Ismail Sabri's emphasis on integrity as foundational to effective communication ultimately reflects a conviction that short-term tactical gains through deception exact unsustainable long-term costs. In an era where stakeholder expectations span environmental responsibility, social equity, corporate governance transparency, and authentic engagement on contentious issues, the communication strategy that resonates builds progressively deeper trust through demonstrated consistency. This philosophy challenges organisations to align operational decisions with public commitments rather than treating communication as a means to justify decisions made through opaque processes.

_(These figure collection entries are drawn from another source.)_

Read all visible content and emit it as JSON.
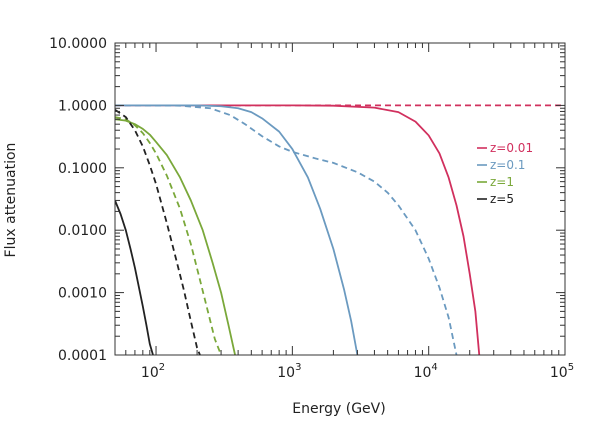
{
  "chart_data": {
    "type": "line",
    "title": "",
    "xlabel": "Energy (GeV)",
    "ylabel": "Flux attenuation",
    "x_scale": "log",
    "y_scale": "log",
    "xlim": [
      50,
      100000
    ],
    "ylim": [
      0.0001,
      10
    ],
    "x_tick_labels": [
      {
        "value": 100,
        "base": "10",
        "exp": "2"
      },
      {
        "value": 1000,
        "base": "10",
        "exp": "3"
      },
      {
        "value": 10000,
        "base": "10",
        "exp": "4"
      },
      {
        "value": 100000,
        "base": "10",
        "exp": "5"
      }
    ],
    "y_tick_labels": [
      {
        "value": 10,
        "text": "10.0000"
      },
      {
        "value": 1,
        "text": "1.0000"
      },
      {
        "value": 0.1,
        "text": "0.1000"
      },
      {
        "value": 0.01,
        "text": "0.0100"
      },
      {
        "value": 0.001,
        "text": "0.0010"
      },
      {
        "value": 0.0001,
        "text": "0.0001"
      }
    ],
    "grid": false,
    "legend_position": "right",
    "legend": [
      {
        "label": "z=0.01",
        "color": "#d1305e"
      },
      {
        "label": "z=0.1",
        "color": "#6b9ac0"
      },
      {
        "label": "z=1",
        "color": "#7aa83a"
      },
      {
        "label": "z=5",
        "color": "#222222"
      }
    ],
    "series": [
      {
        "name": "z=0.01",
        "color": "#d1305e",
        "dash": false,
        "points": [
          [
            50,
            1.0
          ],
          [
            200,
            1.0
          ],
          [
            1000,
            1.0
          ],
          [
            2000,
            0.99
          ],
          [
            4000,
            0.92
          ],
          [
            6000,
            0.78
          ],
          [
            8000,
            0.55
          ],
          [
            10000,
            0.33
          ],
          [
            12000,
            0.17
          ],
          [
            14000,
            0.07
          ],
          [
            16000,
            0.025
          ],
          [
            18000,
            0.008
          ],
          [
            20000,
            0.002
          ],
          [
            22000,
            0.0005
          ],
          [
            23500,
            0.0001
          ]
        ]
      },
      {
        "name": "z=0.01",
        "color": "#d1305e",
        "dash": true,
        "points": [
          [
            50,
            1.0
          ],
          [
            100000,
            1.0
          ]
        ]
      },
      {
        "name": "z=0.1",
        "color": "#6b9ac0",
        "dash": false,
        "points": [
          [
            50,
            1.0
          ],
          [
            200,
            1.0
          ],
          [
            300,
            0.97
          ],
          [
            400,
            0.9
          ],
          [
            500,
            0.78
          ],
          [
            600,
            0.62
          ],
          [
            800,
            0.38
          ],
          [
            1000,
            0.2
          ],
          [
            1300,
            0.07
          ],
          [
            1600,
            0.022
          ],
          [
            2000,
            0.005
          ],
          [
            2400,
            0.0011
          ],
          [
            2700,
            0.00035
          ],
          [
            3000,
            0.0001
          ]
        ]
      },
      {
        "name": "z=0.1",
        "color": "#6b9ac0",
        "dash": true,
        "points": [
          [
            50,
            1.0
          ],
          [
            150,
            0.99
          ],
          [
            250,
            0.9
          ],
          [
            350,
            0.7
          ],
          [
            450,
            0.5
          ],
          [
            600,
            0.32
          ],
          [
            800,
            0.22
          ],
          [
            1000,
            0.18
          ],
          [
            1500,
            0.14
          ],
          [
            2000,
            0.12
          ],
          [
            3000,
            0.085
          ],
          [
            4000,
            0.06
          ],
          [
            5000,
            0.04
          ],
          [
            6000,
            0.025
          ],
          [
            8000,
            0.01
          ],
          [
            10000,
            0.0035
          ],
          [
            12000,
            0.0012
          ],
          [
            14000,
            0.0004
          ],
          [
            16000,
            0.0001
          ]
        ]
      },
      {
        "name": "z=1",
        "color": "#7aa83a",
        "dash": false,
        "points": [
          [
            50,
            0.6
          ],
          [
            60,
            0.57
          ],
          [
            70,
            0.5
          ],
          [
            80,
            0.42
          ],
          [
            90,
            0.34
          ],
          [
            100,
            0.26
          ],
          [
            120,
            0.16
          ],
          [
            150,
            0.07
          ],
          [
            180,
            0.03
          ],
          [
            220,
            0.01
          ],
          [
            260,
            0.003
          ],
          [
            300,
            0.001
          ],
          [
            340,
            0.0003
          ],
          [
            380,
            0.0001
          ]
        ]
      },
      {
        "name": "z=1",
        "color": "#7aa83a",
        "dash": true,
        "points": [
          [
            50,
            0.65
          ],
          [
            60,
            0.6
          ],
          [
            70,
            0.48
          ],
          [
            80,
            0.36
          ],
          [
            90,
            0.25
          ],
          [
            100,
            0.17
          ],
          [
            120,
            0.075
          ],
          [
            150,
            0.022
          ],
          [
            180,
            0.006
          ],
          [
            210,
            0.0016
          ],
          [
            240,
            0.0005
          ],
          [
            270,
            0.00018
          ],
          [
            300,
            0.0001
          ]
        ]
      },
      {
        "name": "z=5",
        "color": "#222222",
        "dash": false,
        "points": [
          [
            50,
            0.03
          ],
          [
            55,
            0.018
          ],
          [
            60,
            0.01
          ],
          [
            65,
            0.005
          ],
          [
            70,
            0.0025
          ],
          [
            75,
            0.0012
          ],
          [
            80,
            0.0006
          ],
          [
            85,
            0.0003
          ],
          [
            90,
            0.00015
          ],
          [
            95,
            0.0001
          ]
        ]
      },
      {
        "name": "z=5",
        "color": "#222222",
        "dash": true,
        "points": [
          [
            50,
            0.85
          ],
          [
            60,
            0.65
          ],
          [
            70,
            0.4
          ],
          [
            80,
            0.22
          ],
          [
            90,
            0.11
          ],
          [
            100,
            0.055
          ],
          [
            120,
            0.013
          ],
          [
            140,
            0.0035
          ],
          [
            160,
            0.0011
          ],
          [
            180,
            0.00035
          ],
          [
            200,
            0.00013
          ],
          [
            210,
            0.0001
          ]
        ]
      }
    ]
  }
}
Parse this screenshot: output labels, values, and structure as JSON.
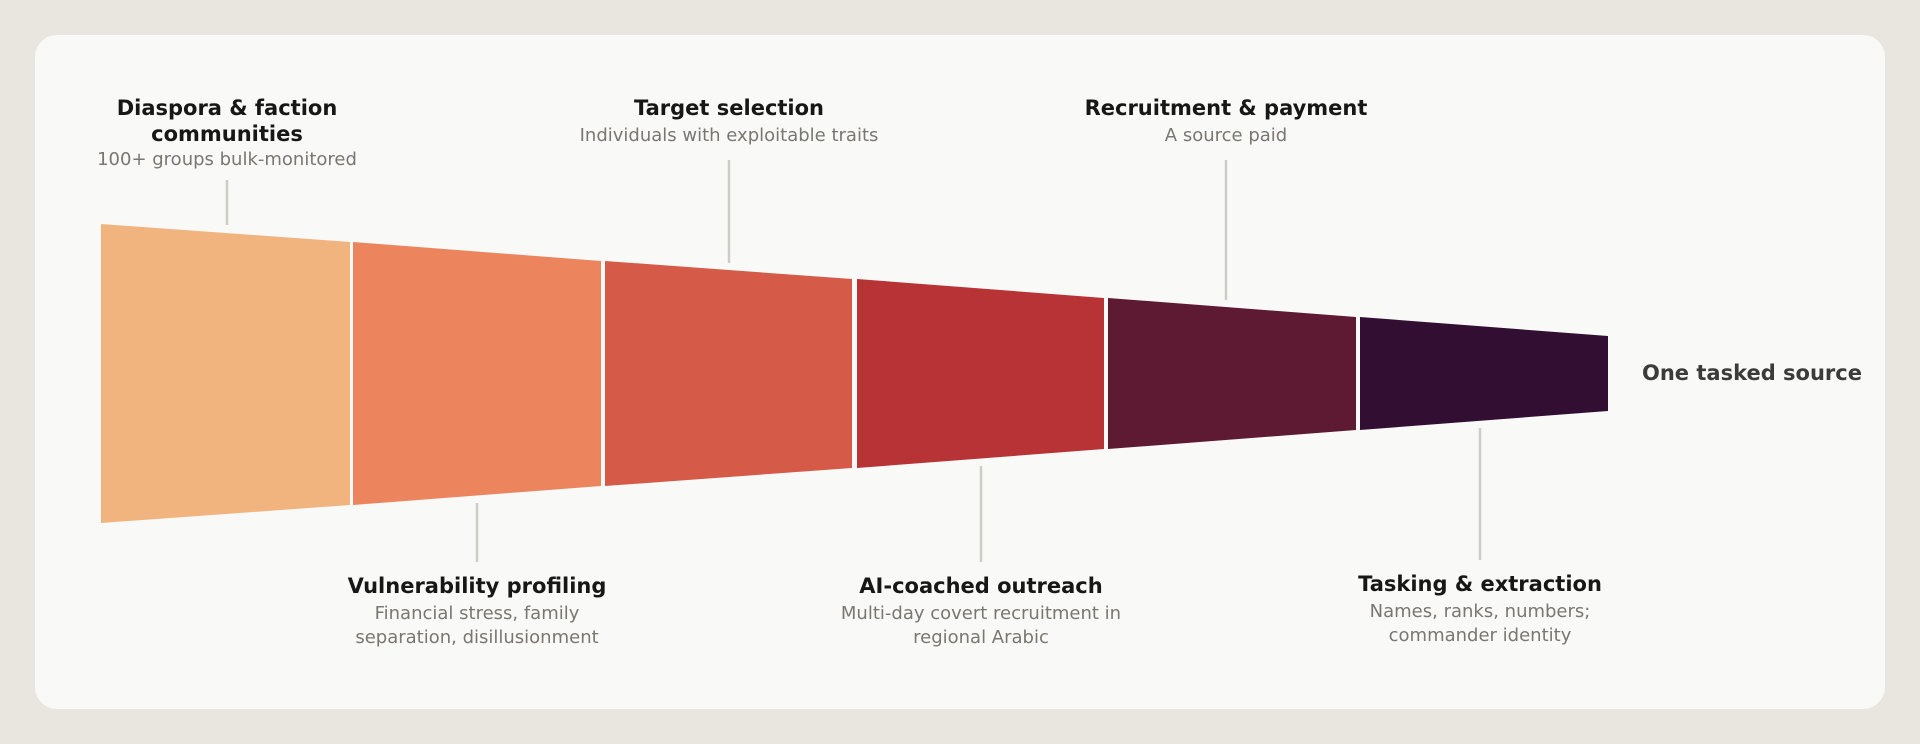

The implications for Malaysian public administration warrant particular consideration. Government institutions managing sensitive portfolios—from economic policy through healthcare to security matters—confront heightened public scepticism that reflects both legitimate accountability concerns and occasionally manufactured outrage amplified by coordinated misinformation campaigns. Applying Ismail Sabri's framework suggests that government communicators should prioritise clear, accessible explanation of policy reasoning, explicit acknowledgment of uncertainty where it exists, and willingness to acknowledge and correct errors. Such transparency, paradoxically, often strengthens institutional credibility more effectively than defensive deflection or information restrictions.

As Malaysia navigates complex transitions spanning economic restructuring, technological integration, and demographic change, the institutions best positioned to maintain public confidence and stakeholder support will likely be those embracing Ismail Sabri's core insight: that communication grounded in integrity represents not a constraint on strategic flexibility but rather the most reliable foundation for sustainable institutional legitimacy. The measure of organisational excellence in coming decades will increasingly depend less on the sophistication of messaging than on the authenticity of the values those messages reflect.